Mahkemesi :Asliye Hukuk Mahkemesi
Dava Türü : Alacak
YARGITAY İLAMI
Taraflar arasında görülen dava sonucunda verilen hükmün, Yargıtayca incelenmesi davacı vekili tarafından istenilmekle, temyiz isteğinin süresinde olduğu anlaşıldı. Dosya incelendi, gereği görüşüldü:
Davacı, iş sözleşmesinin davalı işveren tarafından daha önce de feshedildiğini, yapılan yargılama neticesinde işe iadesine karar verildiğini, davalı idarenin iş akdinin askıya alınmasına neden olan gerekçesinin hukuka aykırı olduğu yönünden kesinleşmiş bir mahkeme kararı var iken tekrar aynı gerekçeye dayanılarak işlem yapılmasını anlamanın olanaksız ve imkansız olduğunu, davacının çalışmasının geçici işçi statüsünde olmadığını ve dolayısıyla 5620 sayılı Yasa kapsamına dahil edilemeyeceğini, bu nedenle idarenin işleminin hukuka ve yasaya aykırı olduğunu, iş aktinin askıya alınması kavramının davacının iş sözleşmesinin feshi anlamına geldiğini belirterek feshin geçersizliğinin tespitine, işe iadesine, işe başlatmama tazminatı ile boşta geçen süre ücreti ve diğer haklara karar verilmesini talep etmiştir.
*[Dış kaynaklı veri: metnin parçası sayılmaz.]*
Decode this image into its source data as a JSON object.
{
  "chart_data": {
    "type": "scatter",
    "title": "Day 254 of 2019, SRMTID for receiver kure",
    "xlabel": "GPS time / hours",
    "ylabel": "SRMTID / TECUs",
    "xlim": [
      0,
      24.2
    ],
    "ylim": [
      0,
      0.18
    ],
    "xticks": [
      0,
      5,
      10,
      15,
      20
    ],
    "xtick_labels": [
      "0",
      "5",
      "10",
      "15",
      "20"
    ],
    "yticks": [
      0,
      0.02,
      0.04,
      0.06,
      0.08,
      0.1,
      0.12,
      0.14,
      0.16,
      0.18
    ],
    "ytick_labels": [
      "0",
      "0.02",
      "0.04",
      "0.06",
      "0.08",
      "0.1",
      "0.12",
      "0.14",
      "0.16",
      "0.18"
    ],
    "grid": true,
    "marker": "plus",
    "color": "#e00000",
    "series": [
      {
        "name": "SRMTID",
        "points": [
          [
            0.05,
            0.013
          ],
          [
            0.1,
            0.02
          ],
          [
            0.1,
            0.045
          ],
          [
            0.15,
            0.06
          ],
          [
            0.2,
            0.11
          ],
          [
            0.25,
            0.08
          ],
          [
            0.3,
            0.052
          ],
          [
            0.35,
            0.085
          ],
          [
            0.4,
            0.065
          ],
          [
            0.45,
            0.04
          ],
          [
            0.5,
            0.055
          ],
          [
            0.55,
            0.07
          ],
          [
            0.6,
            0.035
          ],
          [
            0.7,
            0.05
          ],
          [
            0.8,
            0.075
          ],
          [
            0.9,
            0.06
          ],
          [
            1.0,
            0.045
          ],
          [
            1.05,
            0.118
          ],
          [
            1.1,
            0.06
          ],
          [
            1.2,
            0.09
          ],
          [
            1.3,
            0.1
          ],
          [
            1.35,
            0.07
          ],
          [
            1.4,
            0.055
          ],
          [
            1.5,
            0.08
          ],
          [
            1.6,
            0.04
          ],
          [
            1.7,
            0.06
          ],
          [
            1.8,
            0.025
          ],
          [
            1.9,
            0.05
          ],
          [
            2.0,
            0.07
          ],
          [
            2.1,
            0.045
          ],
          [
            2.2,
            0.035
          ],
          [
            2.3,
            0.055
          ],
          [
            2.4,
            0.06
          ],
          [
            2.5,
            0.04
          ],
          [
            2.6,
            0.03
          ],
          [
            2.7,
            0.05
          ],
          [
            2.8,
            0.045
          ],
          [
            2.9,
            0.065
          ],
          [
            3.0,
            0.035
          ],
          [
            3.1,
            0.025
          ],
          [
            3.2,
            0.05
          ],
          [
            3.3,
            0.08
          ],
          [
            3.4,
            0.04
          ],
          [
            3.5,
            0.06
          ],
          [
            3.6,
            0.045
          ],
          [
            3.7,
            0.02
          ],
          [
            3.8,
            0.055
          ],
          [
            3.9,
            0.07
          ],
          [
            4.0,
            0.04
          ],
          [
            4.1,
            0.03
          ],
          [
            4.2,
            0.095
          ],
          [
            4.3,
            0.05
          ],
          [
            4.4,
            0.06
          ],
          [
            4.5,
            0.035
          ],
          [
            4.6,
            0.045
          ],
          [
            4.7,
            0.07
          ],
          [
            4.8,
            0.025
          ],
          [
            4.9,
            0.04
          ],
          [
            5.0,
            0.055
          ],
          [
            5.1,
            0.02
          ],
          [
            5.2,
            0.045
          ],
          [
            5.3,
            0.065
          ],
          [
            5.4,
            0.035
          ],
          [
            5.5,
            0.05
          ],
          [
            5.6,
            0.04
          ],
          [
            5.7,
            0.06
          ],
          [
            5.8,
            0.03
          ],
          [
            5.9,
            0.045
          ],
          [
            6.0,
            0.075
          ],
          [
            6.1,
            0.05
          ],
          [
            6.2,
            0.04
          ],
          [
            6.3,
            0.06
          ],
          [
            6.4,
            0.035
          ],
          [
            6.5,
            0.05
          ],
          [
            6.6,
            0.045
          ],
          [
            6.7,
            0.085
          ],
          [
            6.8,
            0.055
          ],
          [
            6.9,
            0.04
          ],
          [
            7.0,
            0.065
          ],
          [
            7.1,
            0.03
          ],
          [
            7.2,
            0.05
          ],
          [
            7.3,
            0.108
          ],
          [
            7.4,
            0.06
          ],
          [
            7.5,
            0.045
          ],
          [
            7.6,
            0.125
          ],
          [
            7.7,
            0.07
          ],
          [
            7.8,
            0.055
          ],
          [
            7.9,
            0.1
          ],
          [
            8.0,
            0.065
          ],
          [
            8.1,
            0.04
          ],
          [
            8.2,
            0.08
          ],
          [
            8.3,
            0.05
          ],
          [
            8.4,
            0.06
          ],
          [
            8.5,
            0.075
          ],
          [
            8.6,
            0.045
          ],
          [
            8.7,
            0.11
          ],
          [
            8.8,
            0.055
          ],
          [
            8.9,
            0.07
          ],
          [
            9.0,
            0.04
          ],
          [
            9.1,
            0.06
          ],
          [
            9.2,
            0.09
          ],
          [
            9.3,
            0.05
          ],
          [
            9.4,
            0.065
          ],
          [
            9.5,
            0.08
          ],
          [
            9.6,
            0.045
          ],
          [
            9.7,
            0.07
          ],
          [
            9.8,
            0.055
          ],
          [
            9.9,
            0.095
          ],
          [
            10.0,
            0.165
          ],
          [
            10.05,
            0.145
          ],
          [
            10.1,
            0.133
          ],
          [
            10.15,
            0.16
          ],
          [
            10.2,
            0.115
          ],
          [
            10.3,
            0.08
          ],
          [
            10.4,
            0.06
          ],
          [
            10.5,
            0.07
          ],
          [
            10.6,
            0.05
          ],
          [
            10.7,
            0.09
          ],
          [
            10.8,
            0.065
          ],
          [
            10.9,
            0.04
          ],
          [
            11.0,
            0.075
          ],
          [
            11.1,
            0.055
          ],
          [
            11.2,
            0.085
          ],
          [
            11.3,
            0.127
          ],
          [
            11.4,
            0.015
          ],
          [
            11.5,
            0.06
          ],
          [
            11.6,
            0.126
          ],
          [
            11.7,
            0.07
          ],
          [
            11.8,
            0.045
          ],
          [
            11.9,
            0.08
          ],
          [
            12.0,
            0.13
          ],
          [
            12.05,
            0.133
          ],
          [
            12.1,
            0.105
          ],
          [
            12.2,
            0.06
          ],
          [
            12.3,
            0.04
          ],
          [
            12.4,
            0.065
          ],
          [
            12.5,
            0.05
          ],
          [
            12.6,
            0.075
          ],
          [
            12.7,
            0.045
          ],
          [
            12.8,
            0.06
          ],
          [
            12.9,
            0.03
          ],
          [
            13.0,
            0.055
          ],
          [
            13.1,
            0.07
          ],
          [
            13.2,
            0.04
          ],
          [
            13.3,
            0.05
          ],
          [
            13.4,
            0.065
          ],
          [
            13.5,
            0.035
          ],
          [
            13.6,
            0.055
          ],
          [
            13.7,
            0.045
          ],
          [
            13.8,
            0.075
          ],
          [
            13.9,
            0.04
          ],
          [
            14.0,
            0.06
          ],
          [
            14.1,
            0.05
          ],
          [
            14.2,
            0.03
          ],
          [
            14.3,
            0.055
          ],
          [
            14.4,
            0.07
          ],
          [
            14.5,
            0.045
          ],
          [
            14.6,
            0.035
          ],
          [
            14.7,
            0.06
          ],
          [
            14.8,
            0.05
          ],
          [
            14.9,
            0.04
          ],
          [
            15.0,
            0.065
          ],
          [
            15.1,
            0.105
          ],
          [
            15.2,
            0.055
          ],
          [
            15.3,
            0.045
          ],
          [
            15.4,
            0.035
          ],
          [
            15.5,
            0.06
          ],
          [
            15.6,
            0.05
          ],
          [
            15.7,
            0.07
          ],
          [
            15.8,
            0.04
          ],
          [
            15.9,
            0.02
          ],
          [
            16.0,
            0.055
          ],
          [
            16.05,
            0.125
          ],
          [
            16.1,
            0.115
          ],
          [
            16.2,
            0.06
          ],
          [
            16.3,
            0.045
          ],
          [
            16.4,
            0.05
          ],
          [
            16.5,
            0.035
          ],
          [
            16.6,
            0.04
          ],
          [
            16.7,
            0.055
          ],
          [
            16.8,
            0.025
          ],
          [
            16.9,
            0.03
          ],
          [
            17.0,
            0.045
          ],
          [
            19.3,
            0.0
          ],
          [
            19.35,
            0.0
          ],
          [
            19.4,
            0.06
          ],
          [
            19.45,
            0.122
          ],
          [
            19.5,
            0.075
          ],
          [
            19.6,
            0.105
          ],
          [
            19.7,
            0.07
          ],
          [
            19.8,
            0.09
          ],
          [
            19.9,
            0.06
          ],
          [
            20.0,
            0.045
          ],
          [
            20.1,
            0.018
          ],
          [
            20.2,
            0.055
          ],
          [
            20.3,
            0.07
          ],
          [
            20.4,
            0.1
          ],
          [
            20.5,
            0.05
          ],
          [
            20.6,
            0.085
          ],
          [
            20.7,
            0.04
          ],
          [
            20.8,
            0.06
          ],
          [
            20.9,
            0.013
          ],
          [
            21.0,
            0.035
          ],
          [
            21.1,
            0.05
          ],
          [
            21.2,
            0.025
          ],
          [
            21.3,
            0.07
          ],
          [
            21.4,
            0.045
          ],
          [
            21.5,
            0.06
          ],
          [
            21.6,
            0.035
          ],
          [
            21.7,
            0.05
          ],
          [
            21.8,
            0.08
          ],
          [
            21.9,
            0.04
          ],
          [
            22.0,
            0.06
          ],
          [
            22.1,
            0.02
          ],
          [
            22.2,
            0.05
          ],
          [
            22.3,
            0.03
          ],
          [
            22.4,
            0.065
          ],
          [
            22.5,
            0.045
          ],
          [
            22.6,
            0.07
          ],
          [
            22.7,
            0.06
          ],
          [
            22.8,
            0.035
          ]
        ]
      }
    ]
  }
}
Davalı, davacının kurumda geçici işçi statüsünde çalıştığını, 2006 yılı içerisinde 180 günden daha az çalışması sebebiyle ... Bakanlığınca davacıya ve aynı şartlarda çalıştırılan diğer işçilere norm kadro esaslarına göre daimi işçi statüsünde çalıştırılmalarına imkan tanınmamış olup bu durumun kamu kurumu olan davalı kurumu da bağladığını, vize edilen ve yasa hükümlerince çalıştırılabilecek 4 kişi dışında kalan ve davacının da içinde bulunduğu bir kısım geçici işçinin ise gerek anılan yasa hükümlerince gerekse de bordro düzenleme yani ödeme yapabilme imkanının bulunmaması sebebiyle iş sözleşmelerinin askıya alınmak zorunda kalındığını, iş aktini tabi olduğu yasal mevzuattan kaynaklanan zorunluluklar sebebiyle askıya almak zoruda kaldığını, kaldı ki işe iade davasının açılabilmesi için geçersiz bir fesih söz konusu olması gerektiği, kurum tarafından bir fesih işlemi değil askıya alma söz konusu olduğunu savunarak davanın reddini istemiştir.
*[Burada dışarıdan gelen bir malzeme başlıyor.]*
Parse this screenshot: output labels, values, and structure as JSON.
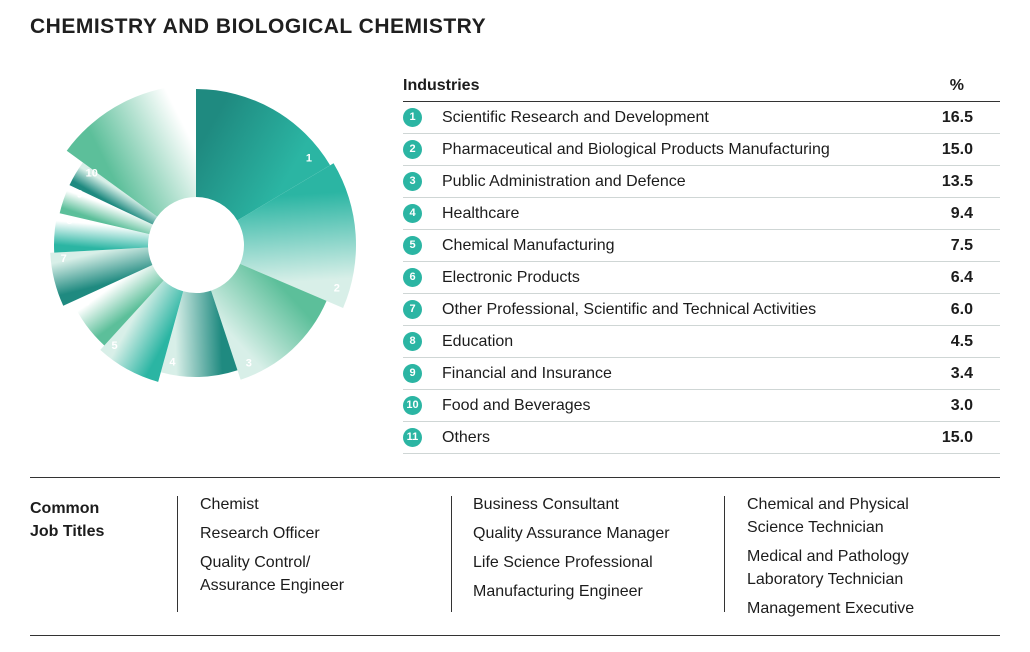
{
  "page_title": "CHEMISTRY AND BIOLOGICAL CHEMISTRY",
  "table": {
    "header_label": "Industries",
    "header_value": "%"
  },
  "chart_data": {
    "type": "pie",
    "categories": [
      "Scientific Research and Development",
      "Pharmaceutical and Biological Products Manufacturing",
      "Public Administration and Defence",
      "Healthcare",
      "Chemical Manufacturing",
      "Electronic Products",
      "Other Professional, Scientific and Technical Activities",
      "Education",
      "Financial and Insurance",
      "Food and Beverages",
      "Others"
    ],
    "values": [
      16.5,
      15.0,
      13.5,
      9.4,
      7.5,
      6.4,
      6.0,
      4.5,
      3.4,
      3.0,
      15.0
    ],
    "value_labels": [
      "16.5",
      "15.0",
      "13.5",
      "9.4",
      "7.5",
      "6.4",
      "6.0",
      "4.5",
      "3.4",
      "3.0",
      "15.0"
    ],
    "slice_labels": [
      "1",
      "2",
      "3",
      "4",
      "5",
      "6",
      "7",
      "8",
      "9",
      "10",
      "11"
    ],
    "colors": {
      "dark": "#1f8a80",
      "teal": "#2bb5a3",
      "mid": "#5cbf9a",
      "light": "#d8efe8",
      "number_badge": "#2bb5a3"
    },
    "style": "donut"
  },
  "jobs": {
    "heading_line1": "Common",
    "heading_line2": "Job Titles",
    "columns": [
      [
        "Chemist",
        "Research Officer",
        "Quality Control/",
        "Assurance Engineer"
      ],
      [
        "Business Consultant",
        "Quality Assurance Manager",
        "Life Science Professional",
        "Manufacturing Engineer"
      ],
      [
        "Chemical and Physical",
        "Science Technician",
        "Medical and Pathology",
        "Laboratory Technician",
        "Management Executive"
      ]
    ]
  }
}
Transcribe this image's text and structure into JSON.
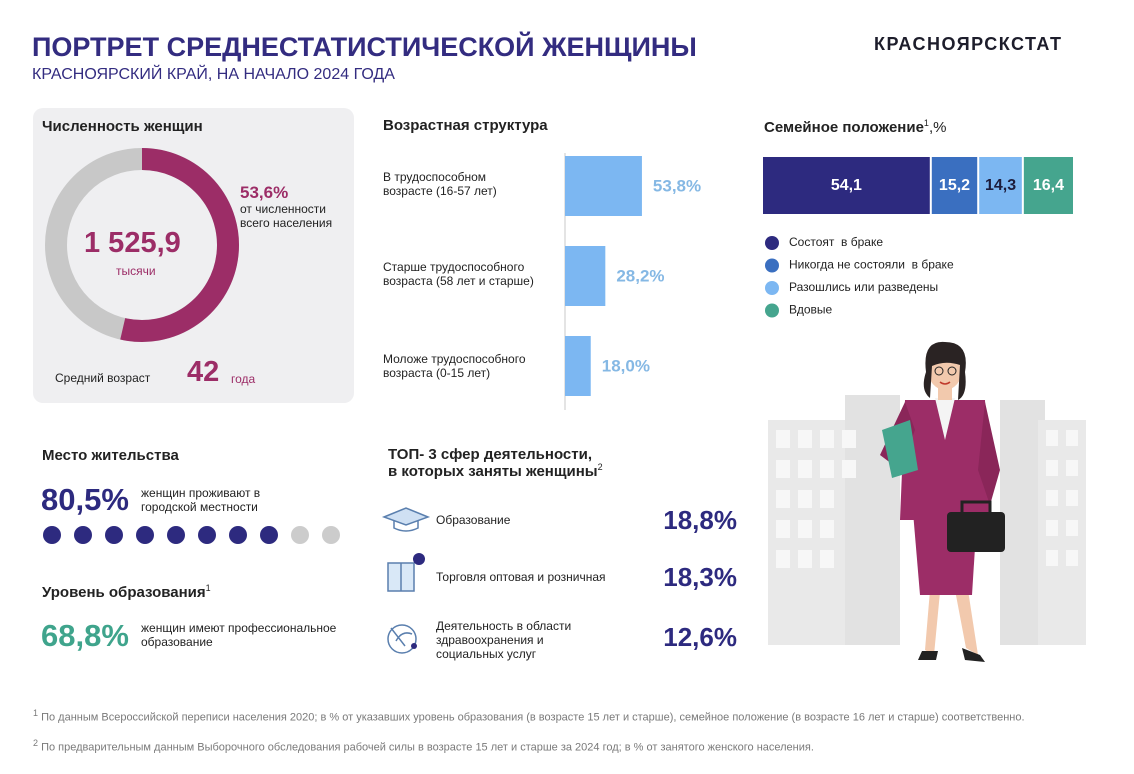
{
  "header": {
    "title": "ПОРТРЕТ СРЕДНЕСТАТИСТИЧЕСКОЙ ЖЕНЩИНЫ",
    "subtitle": "КРАСНОЯРСКИЙ КРАЙ, НА НАЧАЛО 2024 ГОДА",
    "logo": "КРАСНОЯРСКСТАТ"
  },
  "population": {
    "title": "Численность женщин",
    "total": "1 525,9",
    "total_unit": "тысячи",
    "share": {
      "value": 53.6,
      "label": "53,6%"
    },
    "share_note": "от численности всего населения",
    "color": "#9c2d67",
    "rest_color": "#c8c8c8",
    "age_label": "Средний возраст",
    "age": 42,
    "age_unit": "года"
  },
  "age_structure": {
    "title": "Возрастная структура",
    "categories": [
      "В трудоспособном возрасте (16-57 лет)",
      "Старше трудоспособного возраста (58 лет и старше)",
      "Моложе трудоспособного возраста (0-15 лет)"
    ],
    "values": [
      53.8,
      28.2,
      18.0
    ],
    "value_labels": [
      "53,8%",
      "28,2%",
      "18,0%"
    ],
    "color": "#7cb7f2",
    "label_color": "#85b8e4"
  },
  "marital": {
    "title": "Семейное положение",
    "title_note": "1",
    "title_unit": ",%",
    "series": [
      {
        "name": "Состоят  в браке",
        "color": "#2d2a7f",
        "value": 54.1,
        "label": "54,1",
        "label_color": "#ffffff"
      },
      {
        "name": "Никогда не состояли  в браке",
        "color": "#3a6fc0",
        "value": 15.2,
        "label": "15,2",
        "label_color": "#ffffff"
      },
      {
        "name": "Разошлись или разведены",
        "color": "#7cb7f2",
        "value": 14.3,
        "label": "14,3",
        "label_color": "#1c1c3c"
      },
      {
        "name": "Вдовые",
        "color": "#45a58e",
        "value": 16.4,
        "label": "16,4",
        "label_color": "#ffffff"
      }
    ]
  },
  "residence": {
    "title": "Место жительства",
    "value": {
      "value": 80.5,
      "label": "80,5%"
    },
    "note": "женщин проживают в городской местности",
    "color": "#2d2a7f",
    "empty_color": "#cccccc"
  },
  "education": {
    "title": "Уровень образования",
    "title_note": "1",
    "value": "68,8%",
    "note": "женщин имеют профессиональное образование"
  },
  "top_sectors": {
    "title": [
      "ТОП- 3 сфер деятельности,",
      "в которых заняты женщины"
    ],
    "title_note": "2",
    "items": [
      {
        "name": "Образование",
        "value": "18,8%"
      },
      {
        "name": "Торговля  оптовая  и розничная",
        "value": "18,3%"
      },
      {
        "name": "Деятельность  в области здравоохранения и социальных  услуг",
        "value": "12,6%"
      }
    ]
  },
  "footnotes": [
    {
      "mark": "1",
      "text": "По данным Всероссийской переписи населения 2020; в % от указавших уровень образования (в возрасте 15 лет и старше), семейное положение (в возрасте 16 лет и старше) соответственно."
    },
    {
      "mark": "2",
      "text": "По предварительным данным Выборочного обследования рабочей силы в возрасте 15 лет и старше за 2024 год; в % от занятого женского населения."
    }
  ]
}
Mahkemece, davacının ....12.2012 tarihli askıya alma işlemini davaya konu ettiğini, buna karşılık davacının iş aktinin feshine yönelik irade beyanının ....03.2013 tarihinde yapıldığını, davanın erken açıldığını, iş akdinin ....12.2012 tarihi itibariyle askıya alınmasına ilişkin yazının fesih niteliğinde olmadığı, davalı işverenin kuruma verdiği işten ayrılış bildirgesinde işten ayrılış nedeni olarak iş akdinin askıya alınmasını gösterdiği, bu işlemin feshe tahvil edilemeyeceği gerekçesiyle şartları oluşmayan davanın reddine karar verilmiştir.
Mevsimlik iş sözleşmesi ile çalışan işçiler, 4857 sayılı Kanunun ... inci ve devamı maddelerinde düzenlenen feshin geçerli sebebe dayandırılması, sözleşmenin feshinde usul, fesih bildirimine itiraz ve usulü ile geçersiz sebeple yapılan feshin sonuçları hükümlerinden yararlanırlar. Buna göre mevsimlik işçinin, belirsiz süreli iş sözleşmesi ile çalışması, işyerindeki kıdeminin altı aydan fazla olması, işveren vekili olmaması ve işyerinde otuz ve daha fazla işçi çalışması halinde, iş güvencesi olarak belirtilen bu hükümlerden yararlanacaktır. İşveren mevsimlik işçinin iş sözleşmesini, ister fiilen çalışılan dönem, ister askıdaki dönemde olsun, geçerli neden olmadan feshedemeyecektir. Bir başka anlatımla işveren fesih bildirimini yazılı olarak yapmak ve geçerli fesih nedenini açıkça belirtmek zorundadır. İşçinin, mevsim bitiminde iş sözleşmesinin askıya alınması nedeni ile feshin geçersizliğini ileri sürerek işe iade isteminde bulunması mümkün değildir. Zira iş sözleşmesi feshedilmemiş, yeni mevsim başına kadar askıya alınmıştır. Bu olguyu, 4857 sayılı Yasanın 29 uncu maddesinin yedinci fıkrasındaki düzenleme de doğrulamaktadır. Değinilen fıkra hükmü gereğince, mevsim sonu toplu işten çıkarmalarda, toplu işçi çıkarmaya ilişkin hükümlerin uygulanmaması, iş sözleşmesinin feshedilmediği gerekçesine dayanmaktadır.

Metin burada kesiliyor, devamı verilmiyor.